Paylaş
“Son ağaç kesildiğinde, son hayvan öldüğünde, sular kirlendiğinde paranın yenecek bir şey olmadığını anlayacaksınız”.
Aynı cümleyi geçen gün Tayyip Erdoğan tekrarlıyor ve ekliyor “Buna mutlaka engel olmalıyız”. Erdoğan geçen hafta üst üste çevreye dönük mesajlar veriyor:
“Evimizdeki mobilya yağmur ormanlarını yağmaladıysa, sorgulamak ve buna çareler üretmek zorundayız”.
Ardından büyük kentlerde gökdelenlere karşı çıkıyor. İyi, güzel de, AKP’li belediyelerin yaptıklarıyla, gerçeklerle uyuşmuyor.
ÖNCE İSTANBUL
İstanbul’dan başlarsak, son örnekler Belgrad Ormanları, Boğaziçi sırtları, Ali Sami Yen Stadı, sağlı sollu en geniş çerçevede Maslak Yolu, kırk kilometre boyunca sağlı sollu en geniş çerçevede TEM yolu, Levent.
İstanbul’da gökdelenlere her geçen gün yeni bir gökdelen ekleniyor. İstanbul’da nefes alacak yer kalmıyor. Hava kirleniyor, yeşil kayboluyor, İstanbul’a kar yağışı azalıyor, yağmur çamur gibi iniyor. Rant almış başını gidiyor.
İstanbul’un göbeğinde üç yıl önce Ayamama Deresi taşıyor, otuz kişi ölüyor, Erdoğan olay yerinde “Derelerin intikamı” diyerek, dere yataklarına inşaat yapılmayacağını söylüyor. Gidin şimdi Ayamama Deresi’ne bakın bakalım, üç yılda kaç bina dikilmiş, AVM, otel vs. görürsünüz. Çünkü, rant ve rant.

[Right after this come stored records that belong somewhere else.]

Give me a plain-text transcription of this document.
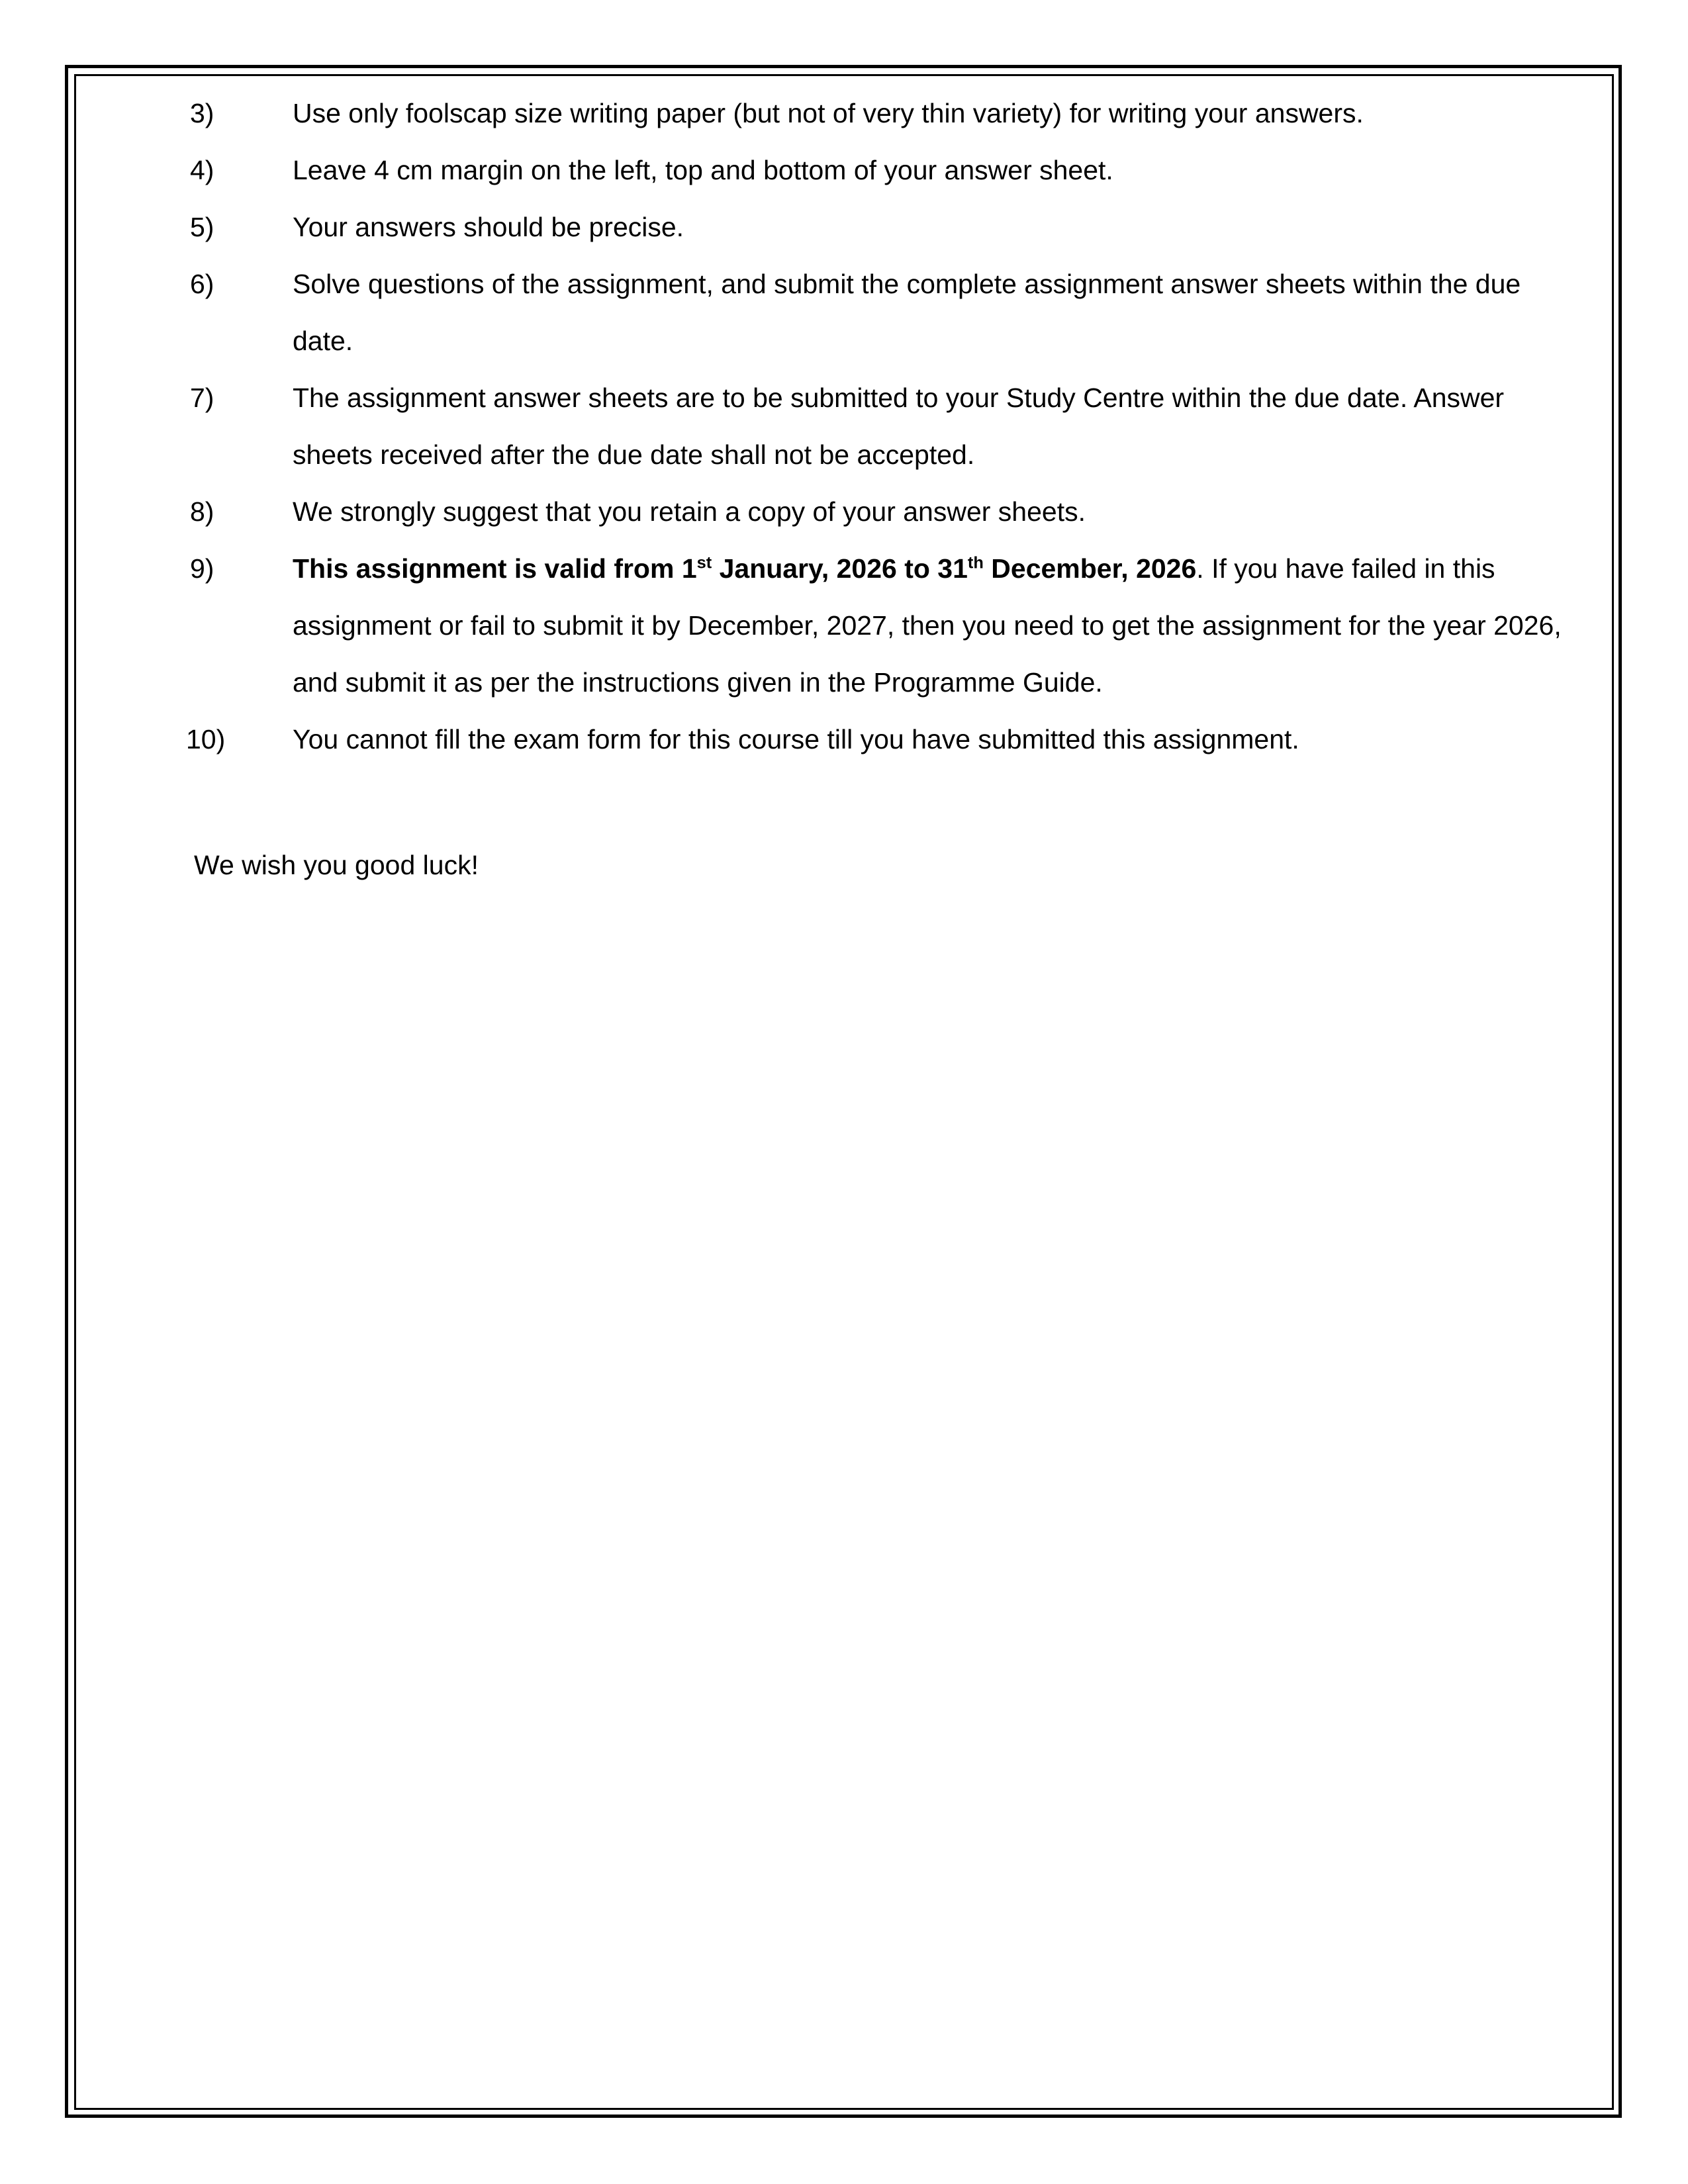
3)	Use only foolscap size writing paper (but not of very thin variety) for writing your answers.
4)	Leave 4 cm margin on the left, top and bottom of your answer sheet.
5)	Your answers should be precise.
6)	Solve questions of the assignment, and submit the complete assignment answer sheets within the due date.
7)	The assignment answer sheets are to be submitted to your Study Centre within the due date. Answer sheets received after the due date shall not be accepted.
8)	We strongly suggest that you retain a copy of your answer sheets.
9)	This assignment is valid from 1st January, 2026 to 31th December, 2026. If you have failed in this assignment or fail to submit it by December, 2027, then you need to get the assignment for the year 2026, and submit it as per the instructions given in the Programme Guide.
10)	You cannot fill the exam form for this course till you have submitted this assignment.
We wish you good luck!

İstanbul’un çeşitli yerlerinde imar planı değişiklikleri birbirini izliyor. Yeşil alanlar betonlaşıyor, bina yükseklikleri artıyor.
ÇEVRE KORUMA YASASI
Erdoğan “çevreci” nutuklar atarken, Meclis’te yeni bir “Çevre Koruma Kanun Tasarısı” var. Milli parkları, tabiatı koruma alanlarını, kıyıları, sit alanlarını yapılaşmaya açan bir tasarı. Türkiye’nin dört bir yanında her gün bu tasarıya karşı gösteriler düzenleniyor.
AKP iktidara geldiğinde, doğa aleyhine işlenen suçları, ki buna avcılık dahil, “kabahat” düzeyine indiriyor. Suçlular ya cezasız kalıyor ya da komik cezalarla kurtuluyor. Örneğin, usulsüz avcılık yapanların silahlarına artık el konulmuyor.
Milli parklar bile madenciliğe açılıyor, Kazdağları, Küre Dağları tahrip vaziyetinde.
ÇED DEĞİŞİKLİĞİ
“Yetmez ama evet”, sırada “ÇED” değişikliği var.
Yönetmelik değişiyor, belli bir tarihten önce planlanmış yatırımlardan ÇED (Çevresel Etki Değerlendirmesi) raporu istenmesi koşulu kaldırılıyor. Ayrıca, Kültür ve Tabiat Varlıklarını Koruma Kurullarının özerkliğine son veriliyor.
Kıyılarda ve ormanlarda imar izinleri doğrudan Ankara’dan veriliyor. İyi ki öyle, Ege kıyılarında Ayvalık’tan aşağıya doğru inin, Bodrum’a geldiğinizde, kıyılar ve ormanlar, sen sağ ben selamet.
Kıyılara yapılan otelleri, siteleri, özel rıhtımları protesto gösterileri düzenleniyor. Buna karşı yapılar mühürleniyor, üç gün sonra inşaat devam ediyor.
“Son ağaç, son hayvan”, doğrusu iyi edebiyat.